Waston, el más flojo de la cancha, fue una de tres variantes que fallaron esta tarde. Calvo y Yeltsin Tejeda fueron las otras dos, que cuando mucho consiguieron reafirmar que la titular de Rusia fue la del primer tiempo ante Escocia.

Pero no todo fue malo. La segunda mitad dejó ver el grato relevo de Wilmer Azofeifa en la media cancha y también un respiro en ofensiva. El de Santos exhibió un fútbol de primer toque, sin adornos y efectivo, justo lo que le gusta a Óscar Ramírez.

De sus piernas salió la mejor opción que tuvo Costa Rica en todo el partido, un pase a las piernas de un solitario Josué Mitchell, relevista también y quien, sin marca, se ahogó con la presión del escenario.

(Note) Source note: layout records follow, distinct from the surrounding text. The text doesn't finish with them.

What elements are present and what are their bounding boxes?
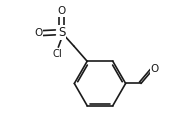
Text: S: S (58, 26, 65, 39)
Text: O: O (34, 28, 42, 38)
Text: O: O (57, 6, 66, 16)
Text: Cl: Cl (53, 49, 63, 59)
Text: O: O (151, 64, 159, 74)
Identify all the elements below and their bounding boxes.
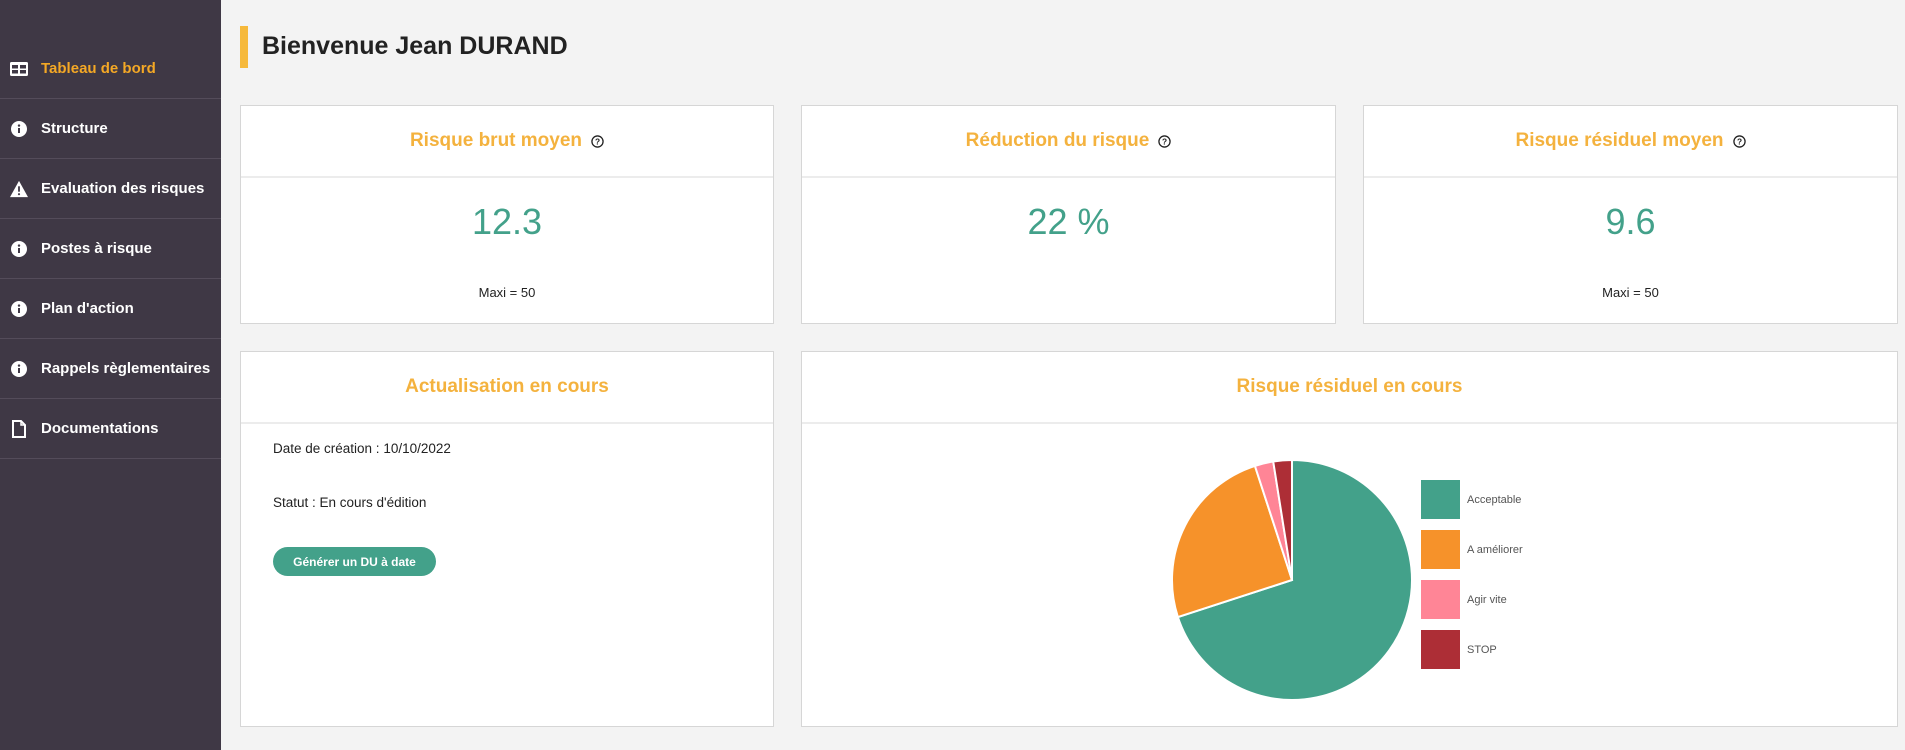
pie-slice-0[interactable]	[1176, 458, 1413, 701]
card-title: Actualisation en cours	[405, 376, 609, 397]
gross-risk-value: 12.3	[471, 201, 543, 242]
page-title: Bienvenue Jean DURAND	[262, 32, 568, 60]
sidebar-item-label: Postes à risque	[41, 240, 152, 257]
sidebar-item-label: Plan d'action	[41, 300, 134, 317]
sidebar-item-label: Evaluation des risques	[41, 180, 205, 197]
sidebar-item-risk-positions[interactable]: Postes à risque	[0, 219, 221, 279]
pie-slice-3[interactable]	[1272, 458, 1293, 581]
document-icon	[10, 419, 28, 438]
sidebar-item-label: Documentations	[41, 420, 159, 437]
dashboard-icon	[10, 60, 28, 78]
residual-risk-card: Risque résiduel moyen ? 9.6 Maxi = 50	[1363, 105, 1898, 324]
svg-text:?: ?	[595, 136, 600, 146]
sidebar-item-label: Rappels règlementaires	[41, 360, 211, 377]
info-icon	[10, 360, 28, 378]
residual-risk-value: 9.6	[1605, 201, 1656, 242]
help-icon[interactable]: ?	[591, 134, 604, 148]
legend-label: Agir vite	[1467, 593, 1507, 606]
legend-label: A améliorer	[1467, 543, 1523, 556]
sidebar-nav: Tableau de bord Structure Evaluation des…	[0, 39, 221, 459]
card-header: Risque résiduel en cours	[802, 352, 1897, 424]
residual-risk-max: Maxi = 50	[1602, 285, 1659, 300]
creation-date: Date de création : 10/10/2022	[273, 441, 451, 456]
pie-chart	[1171, 458, 1413, 701]
legend-item[interactable]: Agir vite	[1421, 580, 1507, 619]
card-header: Risque brut moyen ?	[241, 106, 773, 178]
sidebar-item-documentations[interactable]: Documentations	[0, 399, 221, 459]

Su remate, inseguro, se quedó en las manos del guardameta y selló la derrota para la Tricolor. Pudo también ser la despedida definitiva a un Mundial que de por sí no tiene seguro, pero que se aleja con apariciones como la de hoy, demasiado distantes de la entrega que se espera en oportunidades tan escasas.

Túnez fue entonces un rival riquísimo para sacar apuntes y desnudar detalles, una probada de fútbol moderno y un baño de realidad: La Sele espera a junio con una libreta en la que todavía afloran dudas, un once claro y un fútbol para sufrir, la fórmula de siempre en nuestra Tricolor.